Wall Street Woes Inspire a New Wave of Lawsuits
Submitted by: Ted Allen, Publications
The recent upheaval in the U.S. financial industry has generated another flurry of securities class-action lawsuits.
During September, investors in 26 companies filed new federal lawsuits, according to RiskMetrics Group’s Securities Class Action Services data as of Sept. 26. In addition, there were nine new cases brought in state courts. The volume of federal filings exceeds the 20 investor cases filed in September 2007, which was soon after the collapse of the subprime mortgage market. (Editor’s note: This data doesn’t include lawsuits filed by the Securities and Exchange Commission.) Even before this latest wave of lawsuits, federal case filings were on pace this year to surpass historical averages, largely because of the continuing investor losses caused by the credit crisis.
The pace of filings began to pick up after the U.S. government took over mortgage giants Freddie Mac and Fannie Mae on Sept. 7. The next day, investors sued Fannie Mae and its officers, alleging that they made “materially false and misleading statements” about the firm’s business and prospects and misrepresented the company’s financial statements.
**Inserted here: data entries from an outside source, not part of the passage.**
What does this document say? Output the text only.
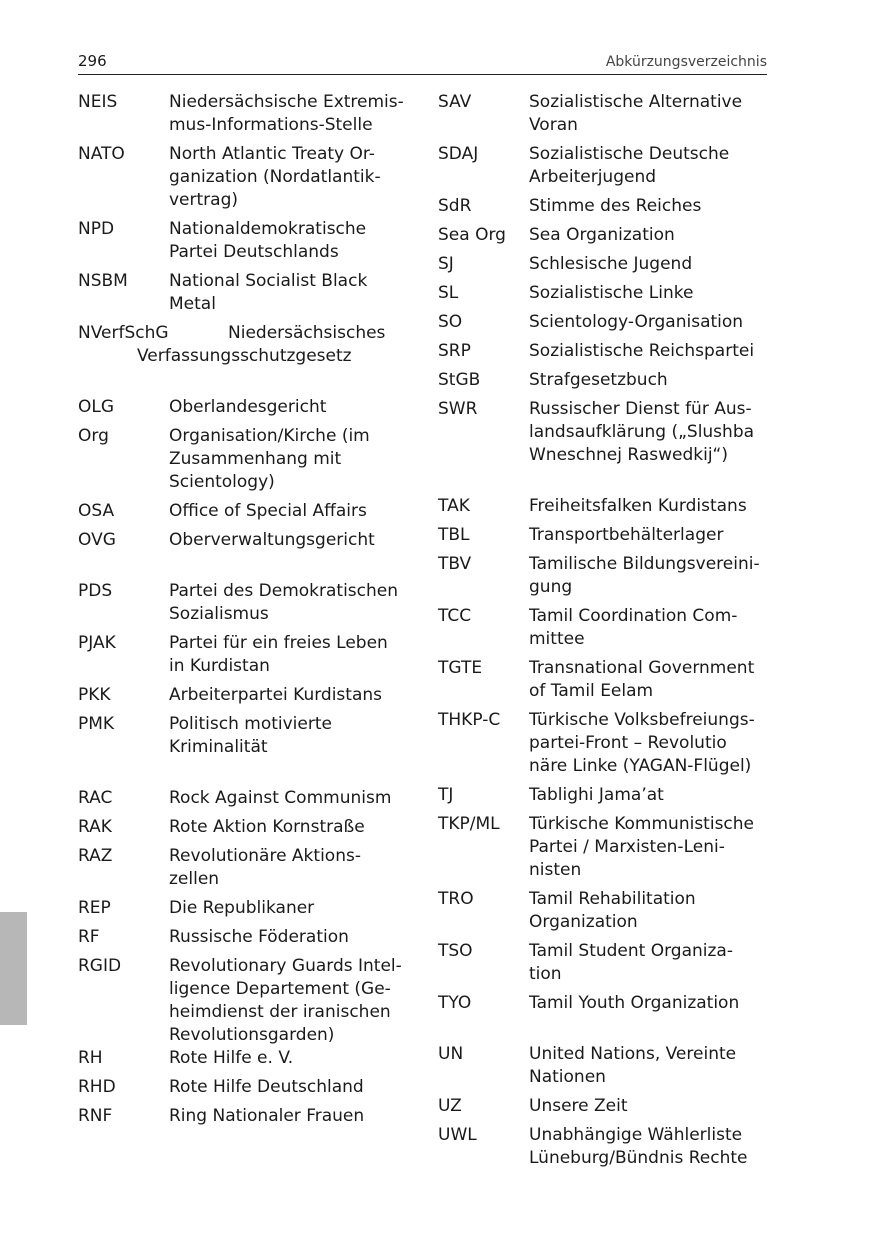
296	Abkürzungsverzeichnis
NEIS	Niedersächsische Extremis-
mus-Informations-Stelle
NATO	North Atlantic Treaty Or-
ganization (Nordatlantik-
vertrag)
NPD	Nationaldemokratische
Partei Deutschlands
NSBM	National Socialist Black
Metal
NVerfSchG	Niedersächsisches
Verfassungsschutzgesetz
OLG	Oberlandesgericht
Org	Organisation/Kirche (im
Zusammenhang mit
Scientology)
OSA	Office of Special Affairs
OVG	Oberverwaltungsgericht
PDS	Partei des Demokratischen
Sozialismus
PJAK	Partei für ein freies Leben
in Kurdistan
PKK	Arbeiterpartei Kurdistans
PMK	Politisch motivierte
Kriminalität
RAC	Rock Against Communism
RAK	Rote Aktion Kornstraße
RAZ	Revolutionäre Aktions-
zellen
REP	Die Republikaner
RF	Russische Föderation
RGID	Revolutionary Guards Intel-
ligence Departement (Ge-
heimdienst der iranischen
Revolutionsgarden)
RH	Rote Hilfe e. V.
RHD	Rote Hilfe Deutschland
RNF	Ring Nationaler Frauen
SAV	Sozialistische Alternative
Voran
SDAJ	Sozialistische Deutsche
Arbeiterjugend
SdR	Stimme des Reiches
Sea Org	Sea Organization
SJ	Schlesische Jugend
SL	Sozialistische Linke
SO	Scientology-Organisation
SRP	Sozialistische Reichspartei
StGB	Strafgesetzbuch
SWR	Russischer Dienst für Aus-
landsaufklärung („Slushba
Wneschnej Raswedkij“)
TAK	Freiheitsfalken Kurdistans
TBL	Transportbehälterlager
TBV	Tamilische Bildungsvereini-
gung
TCC	Tamil Coordination Com-
mittee
TGTE	Transnational Government
of Tamil Eelam
THKP-C	Türkische Volksbefreiungs-
partei-Front – Revolutio
näre Linke (YAGAN-Flügel)
TJ	Tablighi Jama’at
TKP/ML	Türkische Kommunistische
Partei / Marxisten-Leni-
nisten
TRO	Tamil Rehabilitation
Organization
TSO	Tamil Student Organiza-
tion
TYO	Tamil Youth Organization
UN	United Nations, Vereinte
Nationen
UZ	Unsere Zeit
UWL	Unabhängige Wählerliste
Lüneburg/Bündnis Rechte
Investors also filed a separate lawsuit against the five underwriters who participated in Fannie Mae’s $2 billion preferred stock offering in May. The defendants in that case include Merrill Lynch, Citigroup, Morgan Stanley, UBS Securities, Wachovia Capital Markets, and four senior executives of Fannie Mae. Likewise, Citigroup, Goldman Sachs, and JPMorgan Chase were sued by Freddie Mac investors over a $6 billion preferred stock offering in November 2007.
After Lehman Bros. filed for bankruptcy protection on Sept. 15, holders of the company’s preferred “Series J” stock sued senior Lehman executives and the six investment banks that underwrote that offering. That suit contends that the prospectus for the February offering contained “material misstatements and omissions.”
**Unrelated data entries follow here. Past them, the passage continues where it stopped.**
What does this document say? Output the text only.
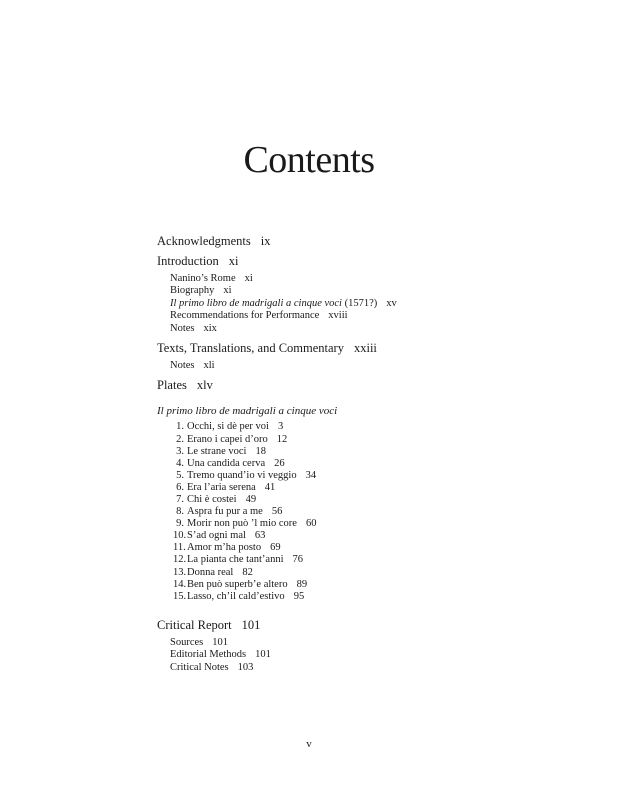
Contents
Acknowledgments ix
Introduction xi
Nanino’s Rome xi
Biography xi
Il primo libro de madrigali a cinque voci (1571?) xv
Recommendations for Performance xviii
Notes xix
Texts, Translations, and Commentary xxiii
Notes xli
Plates xlv
Il primo libro de madrigali a cinque voci
1. Occhi, si dè per voi 3
2. Erano i capei d’oro 12
3. Le strane voci 18
4. Una candida cerva 26
5. Tremo quand’io vi veggio 34
6. Era l’aria serena 41
7. Chi è costei 49
8. Aspra fu pur a me 56
9. Morir non può ’l mio core 60
10.S’ad ogni mal 63
11.Amor m’ha posto 69
12.La pianta che tant’anni 76
13.Donna real 82
14.Ben può superb’e altero 89
15.Lasso, ch’il cald’estivo 95
Critical Report 101
Sources 101
Editorial Methods 101
Critical Notes 103
v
In addition, Constellation Energy was sued on Sept. 22 by investors whose shares plunged over concern that the company’s energy trading operations would be hampered by Lehman’s bankruptcy.
Another casualty of Lehman’s bankruptcy was Reserve Management’s “Primary Fund” The money-market fund was hit with multiple lawsuits after its holdings of $785 million in unsecured Lehman debt became virtually worthless after the investment bank’s bankruptcy filing. According to Business Week, the case appears to the first time that investors have sued a money-market fund manager for allowing assets to fall below $1 for each dollar put in. Ameriprise Financial also has sued, alleging the fund managers tipped off favored institutional clients about the fund’s troubles before Ameriprise’s retail brokerage customers could pull their money out.
Other financial firms facing new suits include: Canadian Imperial Bank of Commerce (over disclosure on its exposure to U.S. subprime mortgages); BankUnited (over disclosure of its mortgage lending practices); Northern Trust (auction rate securities); and State Street Global Advisors (investors in the firm’s “Intermediate Fund” contend that State Street failed to fully disclose the fund’s mortgage investments).
As usual, investors have continued to sue non-financial firms over significant share declines. Among the companies to be hit with recent lawsuits are Carter’s, Oshkosh, Spectranetics, Hansen Natural, and NextWave Wireless.